Robustness of near-thermal dynamics on digital quantum computers (2410.10794v2)

Abstract: Understanding the impact of gate errors on quantum circuits is crucial to determining the potential applications of quantum computers, especially in the absence of large-scale error-corrected hardware. We put forward analytical arguments, corroborated by extensive numerical and experimental evidence, that Trotterized quantum circuits simulating the time-evolution of systems near thermal equilibrium are substantially more robust to both quantum gate errors and Trotter (discretization) errors than is widely assumed.
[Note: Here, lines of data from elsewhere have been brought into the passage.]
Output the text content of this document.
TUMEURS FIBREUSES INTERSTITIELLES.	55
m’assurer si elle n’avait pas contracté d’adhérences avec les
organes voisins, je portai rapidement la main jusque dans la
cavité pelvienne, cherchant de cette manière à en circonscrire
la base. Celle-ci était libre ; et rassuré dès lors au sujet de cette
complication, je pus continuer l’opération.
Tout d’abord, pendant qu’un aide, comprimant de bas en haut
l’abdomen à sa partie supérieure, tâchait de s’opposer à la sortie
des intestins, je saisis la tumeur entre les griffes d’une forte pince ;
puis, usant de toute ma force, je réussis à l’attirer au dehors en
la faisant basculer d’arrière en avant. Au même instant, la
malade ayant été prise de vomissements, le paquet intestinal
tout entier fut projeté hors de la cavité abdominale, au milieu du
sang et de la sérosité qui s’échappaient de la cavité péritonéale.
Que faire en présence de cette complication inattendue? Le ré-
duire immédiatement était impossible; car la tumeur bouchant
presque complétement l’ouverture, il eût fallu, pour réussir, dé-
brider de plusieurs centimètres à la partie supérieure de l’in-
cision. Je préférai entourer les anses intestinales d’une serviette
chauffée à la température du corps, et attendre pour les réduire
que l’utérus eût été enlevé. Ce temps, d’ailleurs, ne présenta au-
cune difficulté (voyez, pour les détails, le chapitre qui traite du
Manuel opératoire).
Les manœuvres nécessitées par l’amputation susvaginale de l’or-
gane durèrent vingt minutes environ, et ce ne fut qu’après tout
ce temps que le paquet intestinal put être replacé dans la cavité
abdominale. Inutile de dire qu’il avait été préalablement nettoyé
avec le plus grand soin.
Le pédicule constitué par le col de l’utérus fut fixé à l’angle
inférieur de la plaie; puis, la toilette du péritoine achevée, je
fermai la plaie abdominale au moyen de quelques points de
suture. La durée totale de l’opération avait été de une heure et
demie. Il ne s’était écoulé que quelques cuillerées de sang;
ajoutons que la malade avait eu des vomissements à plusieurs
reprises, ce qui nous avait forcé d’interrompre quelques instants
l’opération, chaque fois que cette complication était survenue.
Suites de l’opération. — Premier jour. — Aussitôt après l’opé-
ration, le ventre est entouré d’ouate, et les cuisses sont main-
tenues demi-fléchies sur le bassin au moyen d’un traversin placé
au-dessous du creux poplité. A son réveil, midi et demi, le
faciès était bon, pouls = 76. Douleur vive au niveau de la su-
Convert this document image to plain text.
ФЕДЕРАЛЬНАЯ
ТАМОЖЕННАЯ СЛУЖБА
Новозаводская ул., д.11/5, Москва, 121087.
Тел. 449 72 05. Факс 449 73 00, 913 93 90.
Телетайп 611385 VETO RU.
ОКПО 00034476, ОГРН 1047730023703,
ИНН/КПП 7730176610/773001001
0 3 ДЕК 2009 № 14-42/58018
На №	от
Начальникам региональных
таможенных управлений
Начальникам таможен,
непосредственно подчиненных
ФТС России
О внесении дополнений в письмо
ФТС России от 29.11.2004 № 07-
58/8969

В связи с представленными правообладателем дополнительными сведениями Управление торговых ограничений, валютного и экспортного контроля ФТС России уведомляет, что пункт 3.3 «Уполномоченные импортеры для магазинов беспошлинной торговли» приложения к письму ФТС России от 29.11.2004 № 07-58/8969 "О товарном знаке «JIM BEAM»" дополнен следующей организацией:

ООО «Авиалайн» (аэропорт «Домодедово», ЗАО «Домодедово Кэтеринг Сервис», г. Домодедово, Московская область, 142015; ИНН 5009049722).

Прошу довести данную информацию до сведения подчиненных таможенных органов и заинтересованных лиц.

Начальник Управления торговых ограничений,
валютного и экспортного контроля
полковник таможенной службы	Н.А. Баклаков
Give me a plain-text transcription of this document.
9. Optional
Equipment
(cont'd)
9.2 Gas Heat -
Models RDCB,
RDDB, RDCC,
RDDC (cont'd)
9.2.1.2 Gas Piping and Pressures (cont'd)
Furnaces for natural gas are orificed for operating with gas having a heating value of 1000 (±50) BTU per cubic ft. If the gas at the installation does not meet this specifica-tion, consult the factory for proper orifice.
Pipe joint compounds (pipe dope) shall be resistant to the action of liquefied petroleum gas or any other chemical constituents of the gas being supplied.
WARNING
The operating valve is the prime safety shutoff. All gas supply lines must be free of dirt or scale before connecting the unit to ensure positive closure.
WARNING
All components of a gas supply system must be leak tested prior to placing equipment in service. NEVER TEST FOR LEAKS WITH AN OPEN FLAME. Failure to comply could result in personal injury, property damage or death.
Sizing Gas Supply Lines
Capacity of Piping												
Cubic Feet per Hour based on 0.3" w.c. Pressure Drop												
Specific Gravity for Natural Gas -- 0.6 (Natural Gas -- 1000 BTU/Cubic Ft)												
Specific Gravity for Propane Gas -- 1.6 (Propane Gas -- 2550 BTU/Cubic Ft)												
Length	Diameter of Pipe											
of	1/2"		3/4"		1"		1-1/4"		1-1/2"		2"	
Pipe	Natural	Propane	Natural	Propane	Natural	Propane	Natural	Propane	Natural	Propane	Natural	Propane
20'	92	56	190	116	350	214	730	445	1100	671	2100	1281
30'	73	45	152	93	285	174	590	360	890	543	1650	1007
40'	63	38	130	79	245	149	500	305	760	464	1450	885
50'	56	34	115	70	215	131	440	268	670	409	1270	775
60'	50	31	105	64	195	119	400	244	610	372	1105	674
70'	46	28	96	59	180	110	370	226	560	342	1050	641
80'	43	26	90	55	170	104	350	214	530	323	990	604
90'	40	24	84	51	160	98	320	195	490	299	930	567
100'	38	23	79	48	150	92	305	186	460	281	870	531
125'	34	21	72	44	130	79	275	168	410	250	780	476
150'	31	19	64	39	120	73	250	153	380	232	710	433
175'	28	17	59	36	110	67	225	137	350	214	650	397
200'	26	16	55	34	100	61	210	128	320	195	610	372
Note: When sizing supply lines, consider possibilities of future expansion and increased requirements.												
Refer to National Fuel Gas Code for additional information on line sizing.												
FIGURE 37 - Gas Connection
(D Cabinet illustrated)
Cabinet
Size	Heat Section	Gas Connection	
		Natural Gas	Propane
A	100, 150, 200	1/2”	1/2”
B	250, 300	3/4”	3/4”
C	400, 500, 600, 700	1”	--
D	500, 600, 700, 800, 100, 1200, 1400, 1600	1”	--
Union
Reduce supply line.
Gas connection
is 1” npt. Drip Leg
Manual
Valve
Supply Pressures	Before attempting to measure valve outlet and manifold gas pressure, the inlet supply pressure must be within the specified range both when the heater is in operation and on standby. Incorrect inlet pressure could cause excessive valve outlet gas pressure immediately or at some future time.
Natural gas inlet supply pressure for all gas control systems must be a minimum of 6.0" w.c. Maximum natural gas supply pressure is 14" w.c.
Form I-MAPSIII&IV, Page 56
In Quantinuum's trapped-ion computers, the weakly entangling gates that appear in Trotterized circuits can be implemented natively, and their error rate is smaller when they generate less entanglement; from benchmarking, we know that the error for a gate $\exp[-i (Z\otimes Z) \tau]$ decreases roughly linearly with $\tau$, up to a small offset at $\tau = 0$. We provide extensive evidence that this scaling, together with the robustness of near-thermal dynamics to both gate and discretization errors, facilitates substantial improvements in the achievable accuracy of Trotterized dynamics on near-term quantum computers. We make heavy use of a new theoretical tool -- a statistical ensemble of random product states that approximates a thermal state, which can be efficiently prepared with low noise on quantum computers. We outline how the random product state ensemble can be used to predict, optimize, and design Hamiltonian simulation experiments on near-thermal quantum systems.